I siezed half an hour this afternoon to go down to the allotment and do a bit more clearing.The good news this week is that the council lady has agreed to provide a skip so that we can dump our rubbish. This afternoon I dragged out several metal poles, three scaffolding poles complete with concrete laden bottoms, the metal top of a green house, two metal sunchairs and copious amounts of old carpet.

some of the rubbish




The corner I was working on ended up looking much neater, but we have a lot more to do.


I met the loveliest old boy who came over and offered to help. He was a friend of Daphne's ( the chatty lady I told you about in a previous post ) Before I could say anything he was there in his 'gardening slippers' dragging out metal poles and giving me advice on how to string up beans and sieve out good soil from rubbish.He was such a character. Daphne had whispered to me as he strolled over 'This is my friend Tom. He's very rude, but he's alright.Don't be offended.' Well he was just the salt of the earth - a typical old English fella, full of insults and jokes, but also with a heart of gold.

I haven't been able to do much this week because of the dreadful weather. This is England, you know! But whenever I have been off and the weather has been fine I have been up there. I just love it! This is what it looks like at the moment with a following photo of what it first looked like. I can't believe that to start with we couldn't even see where it began and ended.



the view from the back of the plot



Year 8 maths Homework and the internal angles of a polygon.....done.

The night before last I helped my son with his maths homework. He is in year 8 and it consisted of working out the angles of some shapes, mostly triangles within polygons.I enjoyed it - its like a puzzle and when you get the first couple the others come like a waterfall of knowledge.

However, the next part was not quite as easy. You had to work out the internal angles of a nonagon - a nine sided shape. Well, I just did not know how to do it and it frustrated me. In the end we had to give up. The next day I was on a mission to work them out. Am I slightly obsessive....?

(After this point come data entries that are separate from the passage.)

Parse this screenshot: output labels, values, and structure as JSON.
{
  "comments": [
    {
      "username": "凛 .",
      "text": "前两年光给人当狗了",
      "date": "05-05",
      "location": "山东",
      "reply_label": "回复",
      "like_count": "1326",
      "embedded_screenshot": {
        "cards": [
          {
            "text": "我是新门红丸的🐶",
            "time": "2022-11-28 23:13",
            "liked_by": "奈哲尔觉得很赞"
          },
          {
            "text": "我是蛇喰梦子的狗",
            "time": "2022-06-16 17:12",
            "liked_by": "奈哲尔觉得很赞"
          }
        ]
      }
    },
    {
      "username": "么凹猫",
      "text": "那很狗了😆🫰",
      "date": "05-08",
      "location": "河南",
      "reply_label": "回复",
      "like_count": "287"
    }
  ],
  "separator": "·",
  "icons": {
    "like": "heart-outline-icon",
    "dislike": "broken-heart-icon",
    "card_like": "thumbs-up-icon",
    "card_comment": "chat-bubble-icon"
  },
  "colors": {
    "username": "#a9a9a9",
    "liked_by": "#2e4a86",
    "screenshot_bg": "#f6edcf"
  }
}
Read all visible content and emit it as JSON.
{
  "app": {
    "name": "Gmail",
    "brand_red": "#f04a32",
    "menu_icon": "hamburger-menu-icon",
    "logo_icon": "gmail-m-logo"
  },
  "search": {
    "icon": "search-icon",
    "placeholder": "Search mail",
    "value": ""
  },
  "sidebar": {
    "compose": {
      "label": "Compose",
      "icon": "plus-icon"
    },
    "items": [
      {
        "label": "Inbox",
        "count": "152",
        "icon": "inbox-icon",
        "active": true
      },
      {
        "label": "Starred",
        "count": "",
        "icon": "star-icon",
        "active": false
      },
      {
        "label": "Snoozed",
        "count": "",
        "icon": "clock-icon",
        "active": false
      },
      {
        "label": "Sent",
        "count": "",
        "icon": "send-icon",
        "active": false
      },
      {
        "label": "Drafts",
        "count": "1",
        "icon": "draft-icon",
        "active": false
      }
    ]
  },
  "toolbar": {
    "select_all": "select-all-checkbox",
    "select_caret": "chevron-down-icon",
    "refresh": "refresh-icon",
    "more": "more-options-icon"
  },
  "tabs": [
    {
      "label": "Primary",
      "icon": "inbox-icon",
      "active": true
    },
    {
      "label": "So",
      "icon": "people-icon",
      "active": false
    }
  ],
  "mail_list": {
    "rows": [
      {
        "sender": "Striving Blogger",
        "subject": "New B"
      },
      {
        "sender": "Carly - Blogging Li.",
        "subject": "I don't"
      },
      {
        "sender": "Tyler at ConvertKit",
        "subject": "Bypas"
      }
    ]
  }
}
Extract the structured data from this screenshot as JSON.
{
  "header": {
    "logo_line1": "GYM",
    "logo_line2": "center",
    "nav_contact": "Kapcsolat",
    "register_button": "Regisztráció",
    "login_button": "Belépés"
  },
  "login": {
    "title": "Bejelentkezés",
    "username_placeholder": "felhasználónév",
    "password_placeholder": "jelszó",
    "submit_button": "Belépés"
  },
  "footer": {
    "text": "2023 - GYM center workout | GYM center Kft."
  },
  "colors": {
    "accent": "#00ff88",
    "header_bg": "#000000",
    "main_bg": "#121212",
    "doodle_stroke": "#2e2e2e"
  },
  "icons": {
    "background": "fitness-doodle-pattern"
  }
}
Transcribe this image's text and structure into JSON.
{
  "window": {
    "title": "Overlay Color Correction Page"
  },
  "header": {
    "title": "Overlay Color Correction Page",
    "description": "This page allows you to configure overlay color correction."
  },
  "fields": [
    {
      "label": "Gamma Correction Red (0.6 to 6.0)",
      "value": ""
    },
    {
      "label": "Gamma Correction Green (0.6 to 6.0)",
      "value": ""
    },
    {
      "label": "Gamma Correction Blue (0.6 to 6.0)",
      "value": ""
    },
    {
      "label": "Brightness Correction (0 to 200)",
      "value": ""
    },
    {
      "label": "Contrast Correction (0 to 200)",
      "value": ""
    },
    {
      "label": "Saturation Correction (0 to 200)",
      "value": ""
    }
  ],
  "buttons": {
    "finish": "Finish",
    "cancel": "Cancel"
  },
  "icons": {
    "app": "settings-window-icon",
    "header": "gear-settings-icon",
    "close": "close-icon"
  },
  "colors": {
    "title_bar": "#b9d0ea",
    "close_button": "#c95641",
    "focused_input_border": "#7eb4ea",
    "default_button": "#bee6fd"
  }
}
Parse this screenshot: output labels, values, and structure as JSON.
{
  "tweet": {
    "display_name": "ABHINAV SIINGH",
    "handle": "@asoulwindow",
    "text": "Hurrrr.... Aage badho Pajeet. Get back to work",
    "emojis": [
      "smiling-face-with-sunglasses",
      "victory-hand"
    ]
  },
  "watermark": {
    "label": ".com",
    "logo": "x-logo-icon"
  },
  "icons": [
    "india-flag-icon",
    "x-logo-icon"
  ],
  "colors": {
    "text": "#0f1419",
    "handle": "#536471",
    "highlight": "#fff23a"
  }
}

I asked people in my staff room, but nobody seemed to know. Then I googled nonagon and found the most interesting site. It gave me a formula which I could use to work out the internal angles of any polygon. Why I would want or need to do that is a mystery, but if I am ever called upon in the course of my everyday life to work out the internal angles of any multi sided shape, be it regular or irregular, I am now equipped with the knowledge to do so.



You need the equation:   180(n-2)      

This means that, taking n as the number of internal angles, you take 2 away from it then multiply by 180.

So.... a nonagon.... a nine sided shape is 9-2 then x180....  so 7 x 180 which = 1260.

My thirst for knowledge is satisfied. All I need now is somebody to desperately need to know the total of the internal angles of ...... something.

This was brought to you by Secret Housewife Homework Solutions.